A high-performing organisation with a strong alignment between culture and strategy produces more financial growth and better employee engagement. Leaders should identify the organisational behaviours that are required to achieve the go forward strategy and evaluate how well the organisation is demonstrating those behaviours today. Leaders also should consider what measurements are needed to understand how the culture is changing. For example, where innovation and a learning culture are keys to the strategy, is a larger percentage of revenue coming from new services? What do these findings say about the culture relative to the strategy? Where do organisational behaviours open the organisation up to risk?

What is the difference between our current and ideal corporate culture?

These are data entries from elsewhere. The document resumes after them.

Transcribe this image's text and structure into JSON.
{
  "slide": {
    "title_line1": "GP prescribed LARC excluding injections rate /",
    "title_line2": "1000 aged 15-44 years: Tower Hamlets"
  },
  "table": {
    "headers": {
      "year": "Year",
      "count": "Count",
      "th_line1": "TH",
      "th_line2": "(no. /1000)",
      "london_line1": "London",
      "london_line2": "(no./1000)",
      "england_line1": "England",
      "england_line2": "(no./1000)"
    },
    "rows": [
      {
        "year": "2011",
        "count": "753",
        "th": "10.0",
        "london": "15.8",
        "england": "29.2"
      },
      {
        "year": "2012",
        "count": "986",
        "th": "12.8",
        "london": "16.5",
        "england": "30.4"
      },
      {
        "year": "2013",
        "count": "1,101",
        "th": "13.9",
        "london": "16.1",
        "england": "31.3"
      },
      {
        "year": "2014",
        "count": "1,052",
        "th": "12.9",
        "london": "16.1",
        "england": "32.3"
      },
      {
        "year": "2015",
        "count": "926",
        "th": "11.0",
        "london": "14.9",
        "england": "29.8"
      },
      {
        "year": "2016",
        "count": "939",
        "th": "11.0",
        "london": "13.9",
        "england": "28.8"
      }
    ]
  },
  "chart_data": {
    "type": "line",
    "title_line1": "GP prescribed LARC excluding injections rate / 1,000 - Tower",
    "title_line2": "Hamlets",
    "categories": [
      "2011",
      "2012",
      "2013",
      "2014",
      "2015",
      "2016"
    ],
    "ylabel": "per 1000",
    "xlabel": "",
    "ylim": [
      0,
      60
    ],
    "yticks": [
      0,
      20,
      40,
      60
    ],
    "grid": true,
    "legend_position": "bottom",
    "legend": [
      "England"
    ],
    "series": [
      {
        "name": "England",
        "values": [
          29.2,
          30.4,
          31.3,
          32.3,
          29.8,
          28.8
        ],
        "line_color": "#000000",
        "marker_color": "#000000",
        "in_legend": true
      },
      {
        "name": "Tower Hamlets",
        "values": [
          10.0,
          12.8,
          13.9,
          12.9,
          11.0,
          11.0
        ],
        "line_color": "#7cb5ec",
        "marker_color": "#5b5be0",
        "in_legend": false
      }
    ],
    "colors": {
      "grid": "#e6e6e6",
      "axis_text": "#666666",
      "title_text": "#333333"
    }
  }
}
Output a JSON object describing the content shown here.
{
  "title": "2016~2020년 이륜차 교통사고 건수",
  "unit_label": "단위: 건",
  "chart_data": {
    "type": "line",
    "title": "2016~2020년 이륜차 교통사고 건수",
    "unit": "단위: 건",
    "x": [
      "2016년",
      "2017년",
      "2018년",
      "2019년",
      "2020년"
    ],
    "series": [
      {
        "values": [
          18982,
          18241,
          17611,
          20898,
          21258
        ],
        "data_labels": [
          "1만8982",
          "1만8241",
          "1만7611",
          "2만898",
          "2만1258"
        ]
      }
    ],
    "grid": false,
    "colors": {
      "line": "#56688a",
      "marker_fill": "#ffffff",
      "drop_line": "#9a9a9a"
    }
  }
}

Effective leaders can describe both the culture as it currently exists and the culture to which the organisation aspires. This ability is sometimes called “cultural fluency,” and it is a critical skill for leading on culture. When culture change is on the agenda, leaders should assess the organisation’s cultural impediments and prioritise ways to overcome them. An important tool for evolving the culture is identifying the most influential people who “get” the ideal culture and deploying them effectively across the organisation.

How well do our organisational structure and practices support our ideal culture?

Structures, processes and practices exert significant influence on shared behaviours, and business success can be impeded when these are not aligned with the ideal culture. This lack of alignment can become most apparent when a company is making a change to its organisational structure or processes. For example, a company seeking to centralise core functions in a culture characterised by autonomy will be at risk. Similarly, a company creating a new role for an “innovation leader” will encounter cultural roadblocks in an organisation characterized by order and stability. Leaders can better understand the cultural impact of these organisational factors by asking questions such as: When a necessary and thoughtfully planned organisation change is not going well, what aspects of the culture could be getting in the way? How might different compensation structures help shape different types of organisational culture over time?

How do we consider culture in our talent management programs?

The way a company identifies, promotes and develops future leaders communicates a lot about the culture an executive team is trying to build, so the Board of Directors and CEO should think carefully about how the company is developing and promoting emerging talent, especially those who may be contenders for the CEO and senior leadership roles. To make sure that the next generation of executive talent aligns with the culture that the company wants for the future, talent management and development programs and employee evaluations must reflect the mindsets, behaviours and capabilities that will be needed. For example, if the organisation needs to move to a more driven, results-focused culture, then training, development programs, the way meetings are run and how executives communicate all may need to evolve to signal to emerging leaders how to be successful in the future culture.